ComputerWorld Magazine, 26 June 2008, has a terrific interview with Loraine Rodgers, formerly Xerox CIO, Citibank senior VP, city of Phoenix CIO, and American Express director.
Her early years…
Ms Rodgers found out at 16 that she was adopted and was “so angry at being lied to I threw away my merit scholarship and refused to go to college. But I took a programmer aptitude test and I aced it, so I started in IT as a programmer. I started in the weeds.”
Over the years, “I always volunteered for seemingly thankless jobs—challenging assignments that nobody wanted.”
Here’s the best part of what she said and I believe very inspirational…

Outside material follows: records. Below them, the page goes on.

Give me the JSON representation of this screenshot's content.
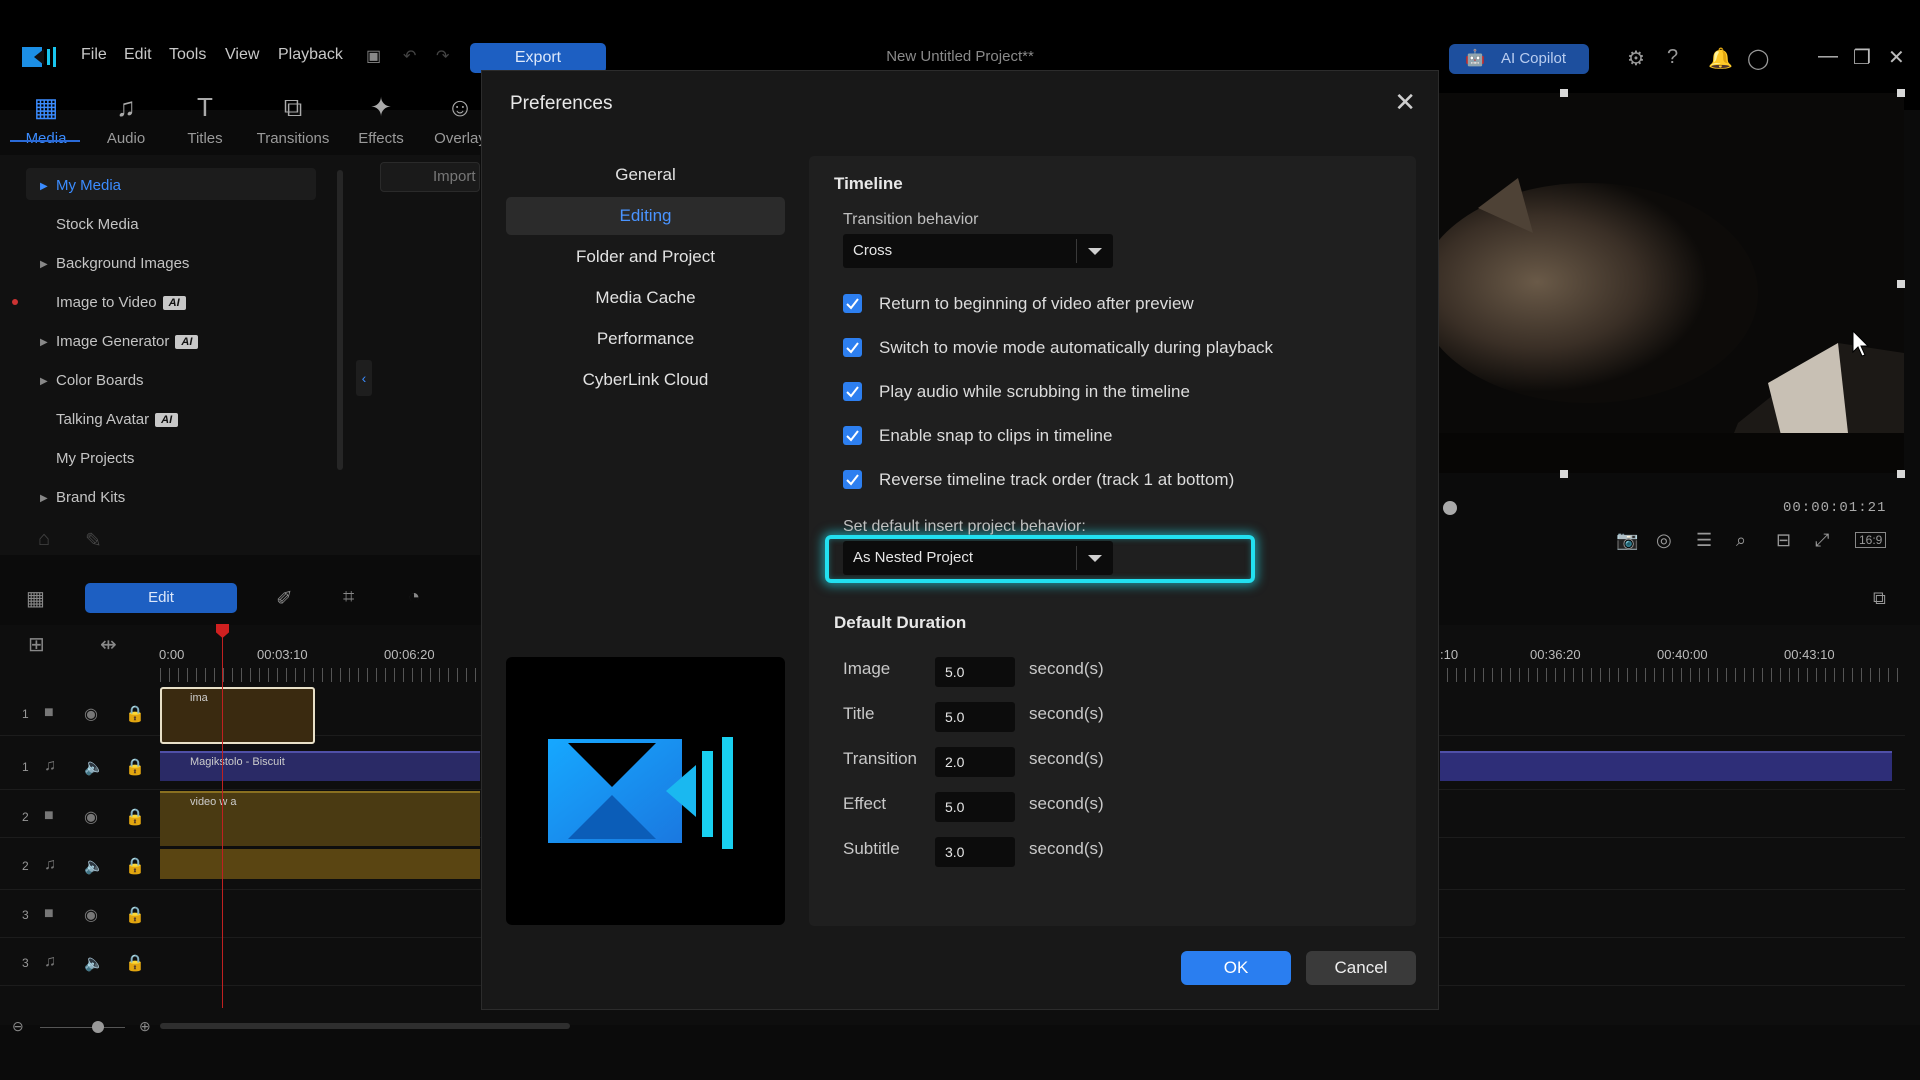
{
  "menu": {
    "items": [
      "File",
      "Edit",
      "Tools",
      "View",
      "Playback"
    ],
    "export_label": "Export",
    "project_title": "New Untitled Project**",
    "copilot_label": "AI Copilot"
  },
  "rooms": [
    "Media",
    "Audio",
    "Titles",
    "Transitions",
    "Effects",
    "Overlay"
  ],
  "media_panel": {
    "items": [
      {
        "label": "My Media",
        "ai": ""
      },
      {
        "label": "Stock Media",
        "ai": ""
      },
      {
        "label": "Background Images",
        "ai": ""
      },
      {
        "label": "Image to Video",
        "ai": "AI"
      },
      {
        "label": "Image Generator",
        "ai": "AI"
      },
      {
        "label": "Color Boards",
        "ai": ""
      },
      {
        "label": "Talking Avatar",
        "ai": "AI"
      },
      {
        "label": "My Projects",
        "ai": ""
      },
      {
        "label": "Brand Kits",
        "ai": ""
      }
    ],
    "import_label": "Import"
  },
  "toolbar": {
    "edit_label": "Edit"
  },
  "timeline": {
    "ruler_labels": [
      "0:00",
      "00:03:10",
      "00:06:20",
      ":10",
      "00:36:20",
      "00:40:00",
      "00:43:10"
    ],
    "track_numbers": [
      "1",
      "1",
      "2",
      "2",
      "3",
      "3"
    ],
    "clips": {
      "image_clip": "ima",
      "audio_clip": "Magikstolo - Biscuit",
      "video_clip": "video w a"
    }
  },
  "preview": {
    "timecode": "00:00:01:21",
    "aspect": "16:9"
  },
  "dialog": {
    "title": "Preferences",
    "nav": [
      "General",
      "Editing",
      "Folder and Project",
      "Media Cache",
      "Performance",
      "CyberLink Cloud"
    ],
    "active_nav": "Editing",
    "timeline_section": "Timeline",
    "transition_label": "Transition behavior",
    "transition_value": "Cross",
    "checkboxes": [
      {
        "label": "Return to beginning of video after preview",
        "checked": true
      },
      {
        "label": "Switch to movie mode automatically during playback",
        "checked": true
      },
      {
        "label": "Play audio while scrubbing in the timeline",
        "checked": true
      },
      {
        "label": "Enable snap to clips in timeline",
        "checked": true
      },
      {
        "label": "Reverse timeline track order (track 1 at bottom)",
        "checked": true
      }
    ],
    "insert_label": "Set default insert project behavior:",
    "insert_value": "As Nested Project",
    "duration_section": "Default Duration",
    "durations": [
      {
        "label": "Image",
        "value": "5.0",
        "unit": "second(s)"
      },
      {
        "label": "Title",
        "value": "5.0",
        "unit": "second(s)"
      },
      {
        "label": "Transition",
        "value": "2.0",
        "unit": "second(s)"
      },
      {
        "label": "Effect",
        "value": "5.0",
        "unit": "second(s)"
      },
      {
        "label": "Subtitle",
        "value": "3.0",
        "unit": "second(s)"
      }
    ],
    "ok_label": "OK",
    "cancel_label": "Cancel"
  },
  "colors": {
    "accent": "#2a7ef0",
    "highlight": "#22e0f0",
    "background": "#181818"
  }
}
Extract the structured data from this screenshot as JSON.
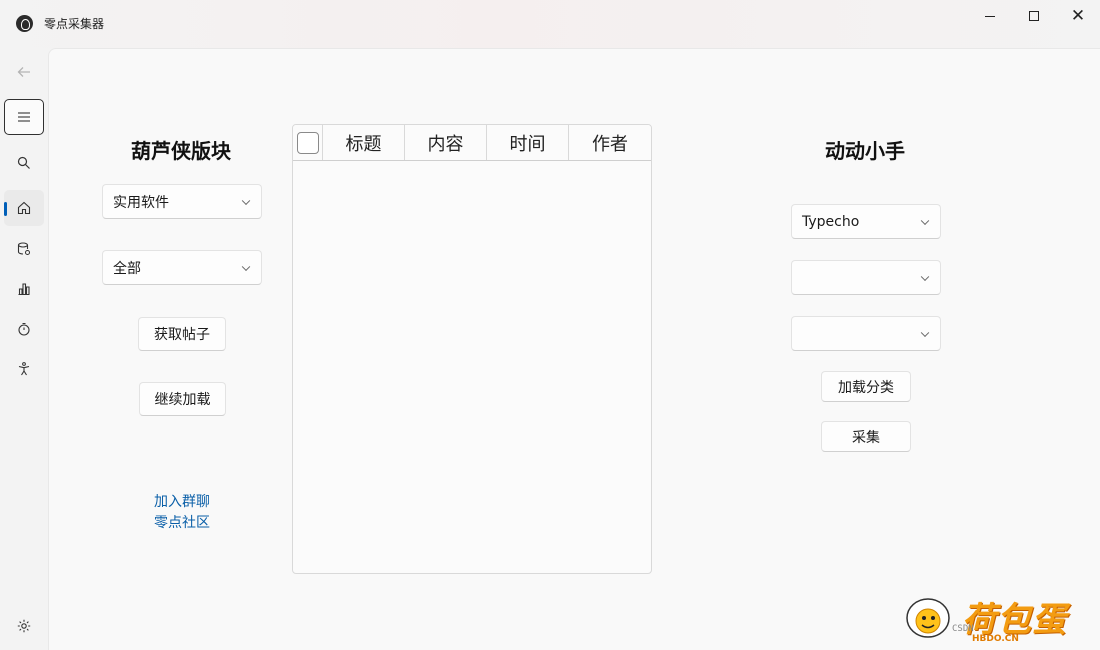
{
  "window": {
    "title": "零点采集器",
    "close_glyph": "✕"
  },
  "nav": {
    "items": [
      "back-icon",
      "menu-icon",
      "search-icon",
      "home-icon",
      "database-icon",
      "chart-icon",
      "timer-icon",
      "accessibility-icon",
      "settings-icon"
    ],
    "selected": "home",
    "accent_color": "#005fb8"
  },
  "left_panel": {
    "title": "葫芦侠版块",
    "category_combo": "实用软件",
    "filter_combo": "全部",
    "fetch_button": "获取帖子",
    "load_more_button": "继续加载",
    "join_group_link": "加入群聊",
    "community_link": "零点社区",
    "link_color": "#0a5fa8"
  },
  "table": {
    "columns": [
      "标题",
      "内容",
      "时间",
      "作者"
    ],
    "rows": []
  },
  "right_panel": {
    "title": "动动小手",
    "cms_combo": "Typecho",
    "combo2": "",
    "combo3": "",
    "load_categories_button": "加载分类",
    "collect_button": "采集"
  },
  "watermark": {
    "brand": "荷包蛋",
    "site": "HBDO.CN",
    "small": "CSDN"
  }
}
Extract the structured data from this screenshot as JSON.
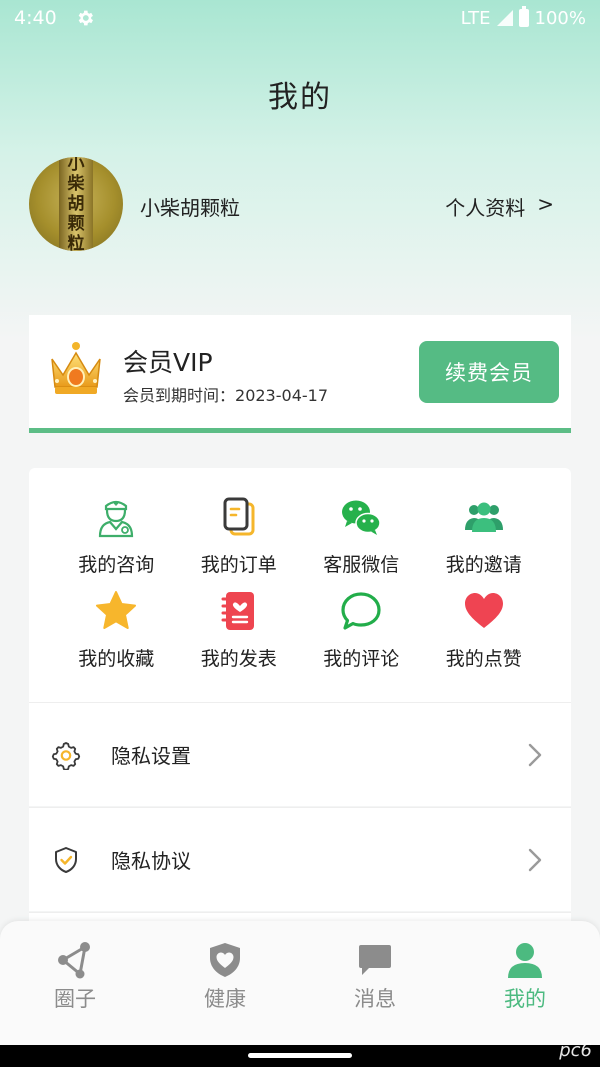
{
  "status_bar": {
    "time": "4:40",
    "network": "LTE",
    "battery": "100%"
  },
  "page": {
    "title": "我的"
  },
  "profile": {
    "username": "小柴胡颗粒",
    "avatar_text": [
      "小",
      "柴",
      "胡",
      "颗",
      "粒"
    ],
    "profile_link": "个人资料",
    "profile_arrow": ">"
  },
  "vip": {
    "title": "会员VIP",
    "expire_label": "会员到期时间：",
    "expire_date": "2023-04-17",
    "renew_button": "续费会员"
  },
  "features": [
    {
      "label": "我的咨询",
      "icon": "doctor-icon"
    },
    {
      "label": "我的订单",
      "icon": "order-icon"
    },
    {
      "label": "客服微信",
      "icon": "wechat-icon"
    },
    {
      "label": "我的邀请",
      "icon": "group-icon"
    },
    {
      "label": "我的收藏",
      "icon": "star-icon"
    },
    {
      "label": "我的发表",
      "icon": "notebook-icon"
    },
    {
      "label": "我的评论",
      "icon": "comment-icon"
    },
    {
      "label": "我的点赞",
      "icon": "heart-icon"
    }
  ],
  "menu": [
    {
      "label": "隐私设置",
      "icon": "gear-icon"
    },
    {
      "label": "隐私协议",
      "icon": "shield-check-icon"
    }
  ],
  "bottom_nav": [
    {
      "label": "圈子",
      "icon": "share-nodes-icon",
      "active": false
    },
    {
      "label": "健康",
      "icon": "shield-heart-icon",
      "active": false
    },
    {
      "label": "消息",
      "icon": "chat-icon",
      "active": false
    },
    {
      "label": "我的",
      "icon": "user-icon",
      "active": true
    }
  ],
  "colors": {
    "accent": "#55bb84",
    "active_tab": "#4cba80",
    "inactive_tab": "#8c8c8c"
  },
  "watermark": "pc6"
}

“I am self-propelled, driven, excited about life, love to learn. I got my undergraduate degree at age 40, and my MBA at 42—all working full time. I move forward always—not necessarily in a straight line, but always forward. I have been fired once, laid off twice and promoted over 27 times. I repackage myself regularly and keep moving forward. I perceive the possibilities. I am not hindered by obstacles. There are no obstacles. Some things just take longer.”
Ms. Rodgers is inspirational on an individual and organizational/enterprise architecture level.
Ms. Rodgers story is one of overcoming life’s challenges to succeed beyond probably her wildest dreams and most of ours. To succeed individually or as an organization, there are always challenges. Life is not a straight line upward, but is marked by up and downs, hopefully like Ms. Rodgers professional life, it has generally more ups then downs, and going always in an upward pattern.
Ms. Rodgers idea of always repackaging herself and constantly moving forward is terrific and in EA can be associated with an organization continually looking to reengineer and improve their processes and introduce new technologies to enable the mission and results of operation. The key is to always being grateful for what we have been granted, yet to always strive to improve things one step further: never to be satisfied with status quo or mediocrity.
Similarly, architecting the organization is not a one-time event; rather, it is an ongoing cycle of planning, governing, and transforming. Wash, rinse, repeat.
Whether on an individual or organizational level, we must learn to “move forward always—not necessarily in a straight line, but always forward!"